Saturday, May 30, 2026

just f***ing use html

 Funny rant domain: Just f***ing use HTML. (Is it weird that I'm "censoring" cussing?)

(Not to nerdily miss the point, but I think the PHP/JSON-on-Filesystem//HTML5/CSS/Vanilla JS stack  is the logical extension of that when you actually do need to get a little data onto or off of the server. Buildless, evergreen, runs for years, avoids package dependency hell...)

It reminds me of The iPhone is a piece of s***, and so is your face, extolling the virtues of the clever foldy keyboard Nokia E70 over the then new iPhone. Obviously iPhone-ish slabphones won - but it took iPhone a while to catch up to that -- recording video, an app store, even copy and paste weren't there at first...

(I suspect that second rant page - a "cgi" page still surviving like almost two decades now - has the same "technology should just work for years" attitude of the first rant.)

Monday, May 18, 2026

the new assembly

I've always liked Processing and P5.js as ways of... just having a little canvas to do cool low level graphics and interactions and small games in. He's got some kind of campaign going using this splash image:

It was interesting seeing the blob of code on the left. It reminded me that while I can still "live code" P5 ok I'm starting to get rusty about some of the bread and butter commands (like if "stroke()" was for color or width)

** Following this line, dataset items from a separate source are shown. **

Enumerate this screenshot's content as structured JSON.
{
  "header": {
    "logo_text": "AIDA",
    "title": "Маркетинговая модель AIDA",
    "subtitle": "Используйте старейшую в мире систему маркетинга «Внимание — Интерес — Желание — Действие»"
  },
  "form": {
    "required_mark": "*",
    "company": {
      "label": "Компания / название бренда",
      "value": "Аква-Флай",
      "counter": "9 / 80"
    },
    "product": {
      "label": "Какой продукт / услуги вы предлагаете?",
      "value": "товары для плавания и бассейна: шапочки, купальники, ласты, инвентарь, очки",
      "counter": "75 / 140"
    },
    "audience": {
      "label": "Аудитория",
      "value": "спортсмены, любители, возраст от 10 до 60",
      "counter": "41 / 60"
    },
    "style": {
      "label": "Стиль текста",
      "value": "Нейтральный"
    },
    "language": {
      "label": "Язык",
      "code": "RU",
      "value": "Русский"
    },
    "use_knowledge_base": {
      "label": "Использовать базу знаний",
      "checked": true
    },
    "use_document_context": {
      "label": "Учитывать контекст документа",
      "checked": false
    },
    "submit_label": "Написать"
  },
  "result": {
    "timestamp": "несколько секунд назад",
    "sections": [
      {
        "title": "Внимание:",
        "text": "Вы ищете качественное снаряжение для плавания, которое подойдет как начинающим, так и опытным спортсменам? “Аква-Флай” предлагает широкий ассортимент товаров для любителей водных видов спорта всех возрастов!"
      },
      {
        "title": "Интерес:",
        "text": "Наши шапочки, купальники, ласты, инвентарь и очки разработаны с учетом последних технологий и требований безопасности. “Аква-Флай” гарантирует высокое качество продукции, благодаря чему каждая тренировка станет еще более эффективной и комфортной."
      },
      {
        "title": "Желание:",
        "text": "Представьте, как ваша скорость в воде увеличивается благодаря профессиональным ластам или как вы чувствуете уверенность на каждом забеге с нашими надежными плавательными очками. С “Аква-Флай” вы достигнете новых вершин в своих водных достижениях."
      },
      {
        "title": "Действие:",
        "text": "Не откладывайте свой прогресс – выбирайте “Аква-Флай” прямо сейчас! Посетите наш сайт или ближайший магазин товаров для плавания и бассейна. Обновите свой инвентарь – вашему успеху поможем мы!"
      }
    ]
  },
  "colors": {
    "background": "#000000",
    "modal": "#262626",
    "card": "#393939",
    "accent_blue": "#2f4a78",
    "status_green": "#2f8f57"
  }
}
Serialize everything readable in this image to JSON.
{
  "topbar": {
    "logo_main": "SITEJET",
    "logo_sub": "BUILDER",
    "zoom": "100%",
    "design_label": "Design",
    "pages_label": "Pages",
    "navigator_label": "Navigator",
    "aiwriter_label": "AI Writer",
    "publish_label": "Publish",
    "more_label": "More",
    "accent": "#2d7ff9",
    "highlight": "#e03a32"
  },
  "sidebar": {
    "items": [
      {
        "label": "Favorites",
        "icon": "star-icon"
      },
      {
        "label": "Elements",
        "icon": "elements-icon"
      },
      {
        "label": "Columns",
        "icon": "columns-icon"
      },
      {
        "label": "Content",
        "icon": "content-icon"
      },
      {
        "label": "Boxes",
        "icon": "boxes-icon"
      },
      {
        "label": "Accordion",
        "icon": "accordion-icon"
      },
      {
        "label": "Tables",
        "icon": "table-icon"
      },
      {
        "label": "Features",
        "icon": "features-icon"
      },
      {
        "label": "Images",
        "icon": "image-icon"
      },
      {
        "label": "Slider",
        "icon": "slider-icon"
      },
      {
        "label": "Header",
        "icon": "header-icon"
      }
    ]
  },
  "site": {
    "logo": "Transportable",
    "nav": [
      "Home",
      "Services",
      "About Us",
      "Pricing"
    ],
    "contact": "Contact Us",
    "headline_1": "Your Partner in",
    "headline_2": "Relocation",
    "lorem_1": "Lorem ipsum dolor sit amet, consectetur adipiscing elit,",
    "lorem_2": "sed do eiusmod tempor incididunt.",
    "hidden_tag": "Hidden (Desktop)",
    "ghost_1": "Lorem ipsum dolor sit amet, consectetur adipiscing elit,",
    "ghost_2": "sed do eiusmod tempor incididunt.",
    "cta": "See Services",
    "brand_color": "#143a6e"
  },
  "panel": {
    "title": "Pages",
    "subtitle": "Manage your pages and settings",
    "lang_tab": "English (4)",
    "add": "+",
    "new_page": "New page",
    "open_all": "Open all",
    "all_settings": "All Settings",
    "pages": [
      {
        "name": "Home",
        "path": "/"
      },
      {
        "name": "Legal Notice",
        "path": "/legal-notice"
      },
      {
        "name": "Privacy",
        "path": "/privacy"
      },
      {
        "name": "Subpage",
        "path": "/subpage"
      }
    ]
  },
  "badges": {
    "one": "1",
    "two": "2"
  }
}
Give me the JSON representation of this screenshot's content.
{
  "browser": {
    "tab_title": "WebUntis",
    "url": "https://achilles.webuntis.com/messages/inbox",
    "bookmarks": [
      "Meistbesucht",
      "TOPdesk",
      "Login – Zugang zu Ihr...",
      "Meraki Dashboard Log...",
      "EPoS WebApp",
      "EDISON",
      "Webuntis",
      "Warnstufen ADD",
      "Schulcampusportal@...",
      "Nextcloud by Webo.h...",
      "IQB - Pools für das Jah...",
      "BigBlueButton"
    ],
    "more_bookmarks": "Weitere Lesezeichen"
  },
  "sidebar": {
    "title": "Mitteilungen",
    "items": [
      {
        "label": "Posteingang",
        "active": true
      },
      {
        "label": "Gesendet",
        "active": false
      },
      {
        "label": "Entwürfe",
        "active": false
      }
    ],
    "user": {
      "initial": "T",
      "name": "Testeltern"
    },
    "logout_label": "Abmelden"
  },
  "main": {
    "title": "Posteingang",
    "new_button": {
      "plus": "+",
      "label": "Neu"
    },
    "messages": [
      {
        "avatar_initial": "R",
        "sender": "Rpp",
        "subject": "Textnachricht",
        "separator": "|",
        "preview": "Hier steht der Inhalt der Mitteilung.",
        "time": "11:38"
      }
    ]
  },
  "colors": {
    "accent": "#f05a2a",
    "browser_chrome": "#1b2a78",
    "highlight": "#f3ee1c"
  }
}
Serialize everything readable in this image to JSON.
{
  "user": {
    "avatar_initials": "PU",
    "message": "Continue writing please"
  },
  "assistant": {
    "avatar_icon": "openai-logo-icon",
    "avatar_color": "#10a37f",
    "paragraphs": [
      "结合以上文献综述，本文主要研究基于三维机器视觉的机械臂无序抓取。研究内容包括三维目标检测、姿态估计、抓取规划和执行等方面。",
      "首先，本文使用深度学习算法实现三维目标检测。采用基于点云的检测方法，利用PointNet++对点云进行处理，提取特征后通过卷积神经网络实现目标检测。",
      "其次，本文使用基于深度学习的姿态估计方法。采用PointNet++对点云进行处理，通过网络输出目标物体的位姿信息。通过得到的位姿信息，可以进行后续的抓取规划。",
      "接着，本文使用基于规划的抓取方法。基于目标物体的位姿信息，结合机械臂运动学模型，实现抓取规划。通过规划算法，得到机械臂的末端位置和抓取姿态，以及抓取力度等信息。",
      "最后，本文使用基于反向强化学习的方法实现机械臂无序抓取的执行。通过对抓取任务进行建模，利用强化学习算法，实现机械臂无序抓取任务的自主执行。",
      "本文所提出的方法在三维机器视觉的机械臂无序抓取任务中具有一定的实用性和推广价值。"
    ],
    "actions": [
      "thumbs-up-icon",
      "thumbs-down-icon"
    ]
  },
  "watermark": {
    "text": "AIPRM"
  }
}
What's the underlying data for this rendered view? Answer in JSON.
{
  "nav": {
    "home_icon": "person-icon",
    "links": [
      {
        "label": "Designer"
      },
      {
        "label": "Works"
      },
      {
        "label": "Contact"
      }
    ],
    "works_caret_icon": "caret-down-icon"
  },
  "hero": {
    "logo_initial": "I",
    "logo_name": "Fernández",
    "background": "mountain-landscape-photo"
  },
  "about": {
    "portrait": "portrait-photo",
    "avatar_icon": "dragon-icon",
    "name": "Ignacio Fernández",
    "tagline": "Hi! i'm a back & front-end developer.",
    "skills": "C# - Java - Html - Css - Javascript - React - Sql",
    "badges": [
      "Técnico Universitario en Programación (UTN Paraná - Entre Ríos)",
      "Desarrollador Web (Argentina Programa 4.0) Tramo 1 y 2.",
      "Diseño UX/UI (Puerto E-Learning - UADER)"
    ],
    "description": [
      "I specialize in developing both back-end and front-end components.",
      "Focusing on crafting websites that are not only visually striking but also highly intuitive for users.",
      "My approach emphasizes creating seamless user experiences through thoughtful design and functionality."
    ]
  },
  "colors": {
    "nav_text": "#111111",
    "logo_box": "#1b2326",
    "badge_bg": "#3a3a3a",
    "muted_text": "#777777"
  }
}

But then somehow it's like... there's that line that says "Javascript is the new assembly language of the web", that people will be coding in higher level things that turn into JS. But now with so many people coasting on LLM, it kind of feels like there might be a time when, any code whatsoever will have that "assembly language" vibe. 

Monday, May 11, 2026

text editing is hard

 79: Text editing with Michael … - Complementary - Apple Podcasts

Heh. Katie Langerman is a designer I worked with at CarGurus, and she's been working at GitHub, and she cohosts a design podcast... it was a little triggering - relivingsome things we're struggling with at my current job -  but they had a whole episode on "text editing". ProseMirror comes up a lot. And the issue of rich text editing are thorny for everyone. (Like if the user copies and pastes from inside a bullet item list, maybe not respecting item boundaries... what all should that even look like on paste, in terms of what structure should it assume or replace or ignore... )

Tuesday, May 5, 2026

AI doesn't replace best practices

 At work in our AI discussion forum someone posted this video:

https://www.youtube.com/watch?v=v4F1gFy-hqg

One thing I'm wrestling with is... how do devs/LLM-wranglers ensure we get good "value for money" in terms of the pre-prompting stuff? To a large extent, decent coding practices are built into LLM. (Admittedly, the LLMs have been more trained on toy example which might cause them to be more likely to take shortcuts.) So in theory, it might not make sense to stuff your context window with things the LLM already knows deeply. (Or maybe this is a false economy, and that the number of tokens spent compared to what can be saved is small... this is why non-deterministic programming might always have an aspect "as much an art as a science.")
 
Another topic I want to refine my thinking on is testing. The TDD (Test Driven Development) mindset makes a case for itself more strongly in this LLM world in versus what we had before - in part because of the "pain in the butt factor" of it all. In UI at least, most medium to low level tests depend on content pieces (page structure, test-ids) that aren't in place UNTIL implementation - real chicken and egg stuff, where you would have to architect fine grained structure while writing the test, which isn't really a comfortable way to work. But with an AI, that discomfort might not exist (or at least not felt by humans)
 
Finally I wonder about the "software fundamental" of unit test. Like, I LOVE that this video suggests "grey box" modularization - limiting coupling to specific points between higher level modules. To me that points to where the real value in testing is, at integration of those modules, and end to end testing. In the old world, it was difficult to get real value from unit tests, tests that were real canaries in the coal mine vs false alarms, so I was always in the camp that preferred higher level tests.
But I'm not quite sure what the answer is for the LLM world. Anecdotes suggest that sometimes LLM care about tests too much, will keep code around just because there's a test for it after a refactoring. I appreciate that at the very least LLMs have helped lower the cost of unit test creation.